As of February 2025, China had Memorandums of Understanding (MOUs) to support BRI projects in more than 145 countries, including 53 in Africa and 21 in Latin America and the Caribbean. Total BRI support (since its launch in 2013) stands at US$1.175 trillion, with US$121.8 billion invested in 2024 alone.

On Tuesday, Xi pledged a US$9-billion credit line for Latin American and Caribbean markets, and a separate pledge of US$4.8 billion for Brazil including investment from Chinese EV maker Great Wall Motors and the purchase of a copper mine in north-eastern Brazil. So China both opens a further major market for its product at the same time as securing the supply chain for it.

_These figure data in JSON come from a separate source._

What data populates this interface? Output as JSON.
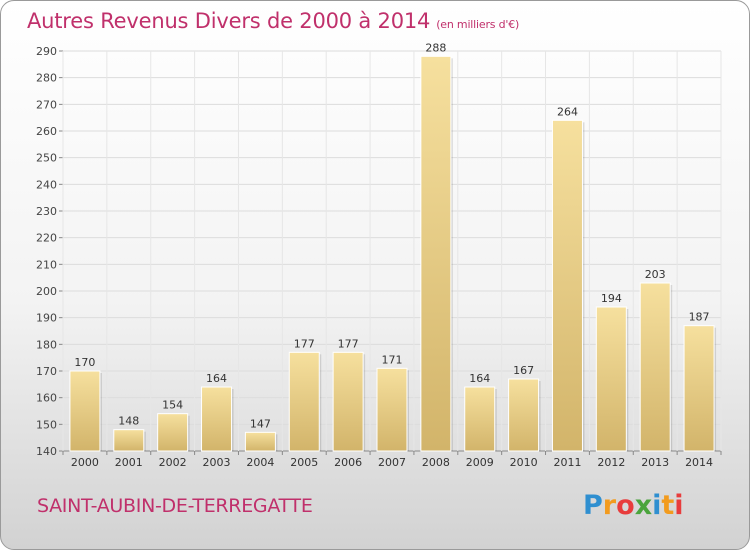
{
  "title": "Autres Revenus Divers de 2000 à 2014",
  "title_unit": "(en milliers d'€)",
  "commune": "SAINT-AUBIN-DE-TERREGATTE",
  "logo": {
    "letters": [
      "P",
      "r",
      "o",
      "x",
      "i",
      "t",
      "i"
    ],
    "colors": [
      "#2f8fd0",
      "#f29b1e",
      "#e83c3c",
      "#4aa43c",
      "#2f8fd0",
      "#f29b1e",
      "#e83c3c"
    ]
  },
  "colors": {
    "title": "#c0306b",
    "bar_light": "#f6e09e",
    "bar_dark": "#d2b46a"
  },
  "chart_data": {
    "type": "bar",
    "title": "Autres Revenus Divers de 2000 à 2014",
    "xlabel": "",
    "ylabel": "",
    "categories": [
      "2000",
      "2001",
      "2002",
      "2003",
      "2004",
      "2005",
      "2006",
      "2007",
      "2008",
      "2009",
      "2010",
      "2011",
      "2012",
      "2013",
      "2014"
    ],
    "values": [
      170,
      148,
      154,
      164,
      147,
      177,
      177,
      171,
      288,
      164,
      167,
      264,
      194,
      203,
      187
    ],
    "ylim": [
      140,
      290
    ],
    "yticks": [
      140,
      150,
      160,
      170,
      180,
      190,
      200,
      210,
      220,
      230,
      240,
      250,
      260,
      270,
      280,
      290
    ],
    "grid": true,
    "legend": "none"
  }
}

The second and much overlooked problem for the U.S. (and the wider West) is the processing and refining part of the equation. Doing the real estate deals for source markets is the easy bit — this is the much harder and dirtier part.

More than 20 years ago, China gave up on trying to compete in the “old” internal combustion engine market. Instead, it decided long before Musk was even dreaming of Tesla that electric vehicles were the future. It built both the extractive supply chain via its BRI efforts, but also the domestic processing capability, which according to Barclays stands at 90 per cent of the world’s capacity.

Processing critical minerals is a dirty and expensive business, and Western miners lament that it’s almost impossible to compete dollar for dollar with China while trying to maintain environmental standards, let alone bottom-line cost competitiveness. This is key not just for EVs and giga-factories, but also for the much-cherished advanced semiconductor reshoring Trump is attempting to do.

It also hasn’t escaped folks’ attention that unpredictable tariffs will just wall up the U.S. while China presents itself as the more reliable trading partner — a consistent message delivered in Beijing this week.

Even before Trump, the U.S. had been debating a pivot to Asia not just from Europe, but with domestic energy production now secured, from the Middle East. While THE MIDEAST may have attractive sovereign wealth funds and ultra-wealthy consumers, the debate on its wider strategic relevance is moot, unless it becomes a willing critical minerals processing hub (there’s not much to offer on the extractive side).

So as the U.S. delegation flies home (still on the old Air Force One), it might want to ponder that while it’s posturing and threatening the folks in its own backyard, its strategic adversary is buying and eating lunch with them.